Drosophila REEP1 modulates ER morphology and ER stress

Defects in endoplasmic reticulum (ER) membrane shaping and in lipid metabolism seem to be crucial mechanisms underlying Hereditary Spastic Paraplegia (HSP), a complex genetic disorder characterized by the axonal degeneration of corticospinal tracts. Here we report the analysis of a Drosophila melanogaster model of SPG31, an autosomal dominant form of HSP caused by mutations in the Receptor Expression Enhancing Protein1 gene (REEP1). REEP1 coordinates ER shaping within the tubular ER and confers resistance to ER stress in neurons, but the mechanism of this effect remains to be elucidated. In this work, we analyzed the effects of loss of D-REEP1 (REEPA) on the ER morphology, the Unfolded Protein Response (UPR), the locomotor activity and longevity. The absence of REEPA negatively affected longevity reducing lifespan as well as the locomotor activity.

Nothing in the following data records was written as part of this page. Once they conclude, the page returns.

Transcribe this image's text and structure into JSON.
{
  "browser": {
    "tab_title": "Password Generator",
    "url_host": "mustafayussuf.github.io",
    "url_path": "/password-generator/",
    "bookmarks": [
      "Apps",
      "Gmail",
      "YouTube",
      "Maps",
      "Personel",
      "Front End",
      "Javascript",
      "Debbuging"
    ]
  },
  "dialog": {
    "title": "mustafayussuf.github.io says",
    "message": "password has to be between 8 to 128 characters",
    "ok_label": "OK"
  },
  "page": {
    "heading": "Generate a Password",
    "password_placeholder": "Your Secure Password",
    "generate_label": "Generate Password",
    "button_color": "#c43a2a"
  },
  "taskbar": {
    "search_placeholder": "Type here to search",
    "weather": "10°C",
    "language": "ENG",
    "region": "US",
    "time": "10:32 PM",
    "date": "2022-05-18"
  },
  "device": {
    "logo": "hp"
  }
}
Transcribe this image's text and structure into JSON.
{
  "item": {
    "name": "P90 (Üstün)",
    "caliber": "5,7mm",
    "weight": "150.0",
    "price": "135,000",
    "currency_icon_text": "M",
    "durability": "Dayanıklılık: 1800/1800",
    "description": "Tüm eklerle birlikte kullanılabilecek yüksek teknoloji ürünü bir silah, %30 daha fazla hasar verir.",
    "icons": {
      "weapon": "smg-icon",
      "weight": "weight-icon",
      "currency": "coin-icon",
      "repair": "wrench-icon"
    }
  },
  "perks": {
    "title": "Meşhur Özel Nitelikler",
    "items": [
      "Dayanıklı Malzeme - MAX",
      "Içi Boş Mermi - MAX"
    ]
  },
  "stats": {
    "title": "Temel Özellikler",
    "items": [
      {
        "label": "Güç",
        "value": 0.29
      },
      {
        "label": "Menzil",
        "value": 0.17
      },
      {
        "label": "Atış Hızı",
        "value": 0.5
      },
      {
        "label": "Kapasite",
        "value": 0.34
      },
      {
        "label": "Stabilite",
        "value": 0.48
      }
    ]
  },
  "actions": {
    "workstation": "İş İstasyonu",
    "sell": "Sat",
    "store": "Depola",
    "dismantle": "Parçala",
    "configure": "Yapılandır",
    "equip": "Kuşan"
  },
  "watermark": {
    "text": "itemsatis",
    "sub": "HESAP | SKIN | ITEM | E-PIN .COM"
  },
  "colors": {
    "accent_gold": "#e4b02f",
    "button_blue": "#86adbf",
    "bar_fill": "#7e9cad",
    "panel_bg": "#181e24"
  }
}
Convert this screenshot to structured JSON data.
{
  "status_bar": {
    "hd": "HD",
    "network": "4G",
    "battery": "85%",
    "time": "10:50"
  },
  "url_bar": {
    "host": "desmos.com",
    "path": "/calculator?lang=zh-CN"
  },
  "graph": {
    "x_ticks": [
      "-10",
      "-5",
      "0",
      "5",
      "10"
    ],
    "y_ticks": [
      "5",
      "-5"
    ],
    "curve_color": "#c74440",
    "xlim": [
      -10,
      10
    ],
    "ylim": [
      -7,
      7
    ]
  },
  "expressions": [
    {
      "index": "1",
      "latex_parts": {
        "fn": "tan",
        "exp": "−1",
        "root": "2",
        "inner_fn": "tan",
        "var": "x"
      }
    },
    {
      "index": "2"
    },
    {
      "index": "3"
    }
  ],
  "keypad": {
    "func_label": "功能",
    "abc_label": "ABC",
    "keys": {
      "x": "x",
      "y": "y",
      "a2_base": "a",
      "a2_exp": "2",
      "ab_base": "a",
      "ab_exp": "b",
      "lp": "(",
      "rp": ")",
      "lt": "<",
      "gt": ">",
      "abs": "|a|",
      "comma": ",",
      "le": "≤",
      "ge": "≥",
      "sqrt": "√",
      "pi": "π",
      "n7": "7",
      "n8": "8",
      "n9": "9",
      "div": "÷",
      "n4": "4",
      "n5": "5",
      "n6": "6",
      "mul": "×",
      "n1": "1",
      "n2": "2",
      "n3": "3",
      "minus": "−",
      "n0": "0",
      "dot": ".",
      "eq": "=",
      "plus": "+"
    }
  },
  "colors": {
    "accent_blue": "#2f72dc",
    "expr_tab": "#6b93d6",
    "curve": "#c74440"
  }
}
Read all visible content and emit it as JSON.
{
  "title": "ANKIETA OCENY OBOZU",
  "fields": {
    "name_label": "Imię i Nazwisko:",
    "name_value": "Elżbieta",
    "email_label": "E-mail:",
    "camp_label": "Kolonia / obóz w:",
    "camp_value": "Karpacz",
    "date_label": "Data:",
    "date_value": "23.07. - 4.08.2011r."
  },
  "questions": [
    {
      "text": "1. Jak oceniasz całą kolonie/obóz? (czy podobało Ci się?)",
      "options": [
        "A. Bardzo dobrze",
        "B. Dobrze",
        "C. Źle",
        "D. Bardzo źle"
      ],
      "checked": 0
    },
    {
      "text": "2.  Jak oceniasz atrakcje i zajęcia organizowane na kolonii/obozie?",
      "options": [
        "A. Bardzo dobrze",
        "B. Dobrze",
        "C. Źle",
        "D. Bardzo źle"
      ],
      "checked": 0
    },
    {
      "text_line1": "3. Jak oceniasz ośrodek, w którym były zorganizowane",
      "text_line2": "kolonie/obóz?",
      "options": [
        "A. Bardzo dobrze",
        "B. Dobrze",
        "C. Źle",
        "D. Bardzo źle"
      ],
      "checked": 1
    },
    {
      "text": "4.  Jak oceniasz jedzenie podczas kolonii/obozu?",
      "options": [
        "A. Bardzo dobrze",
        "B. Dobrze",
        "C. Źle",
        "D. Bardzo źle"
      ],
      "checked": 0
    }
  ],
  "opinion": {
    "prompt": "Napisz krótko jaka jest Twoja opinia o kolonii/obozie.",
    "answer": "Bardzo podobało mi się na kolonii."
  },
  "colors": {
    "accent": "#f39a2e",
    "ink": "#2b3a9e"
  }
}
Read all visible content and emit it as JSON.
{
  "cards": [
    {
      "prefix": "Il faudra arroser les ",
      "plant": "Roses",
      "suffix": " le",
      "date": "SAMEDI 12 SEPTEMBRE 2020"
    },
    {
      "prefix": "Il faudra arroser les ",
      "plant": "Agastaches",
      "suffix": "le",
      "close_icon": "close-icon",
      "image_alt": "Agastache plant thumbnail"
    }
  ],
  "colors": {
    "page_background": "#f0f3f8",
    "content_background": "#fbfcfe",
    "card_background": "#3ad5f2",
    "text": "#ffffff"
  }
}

Moreover, REEPA mutant presented a larger proportion of apparent ER sheets, the up-regulation of ER-stress sensor Bip, the activation of Ire1 and ATF6 pathways, and a drastic reduction of the transcription level of two major enzymes involved in LDs biogenesis. The administration to REEPA mutant of naringenin, a flavanone known for its neuroprotective effects, rescued lifespan defect and ER homeostasis by decreasing UPR activation and enhancing LDs biogenesis, thus representing a promising strategy for the management of HSP symptoms.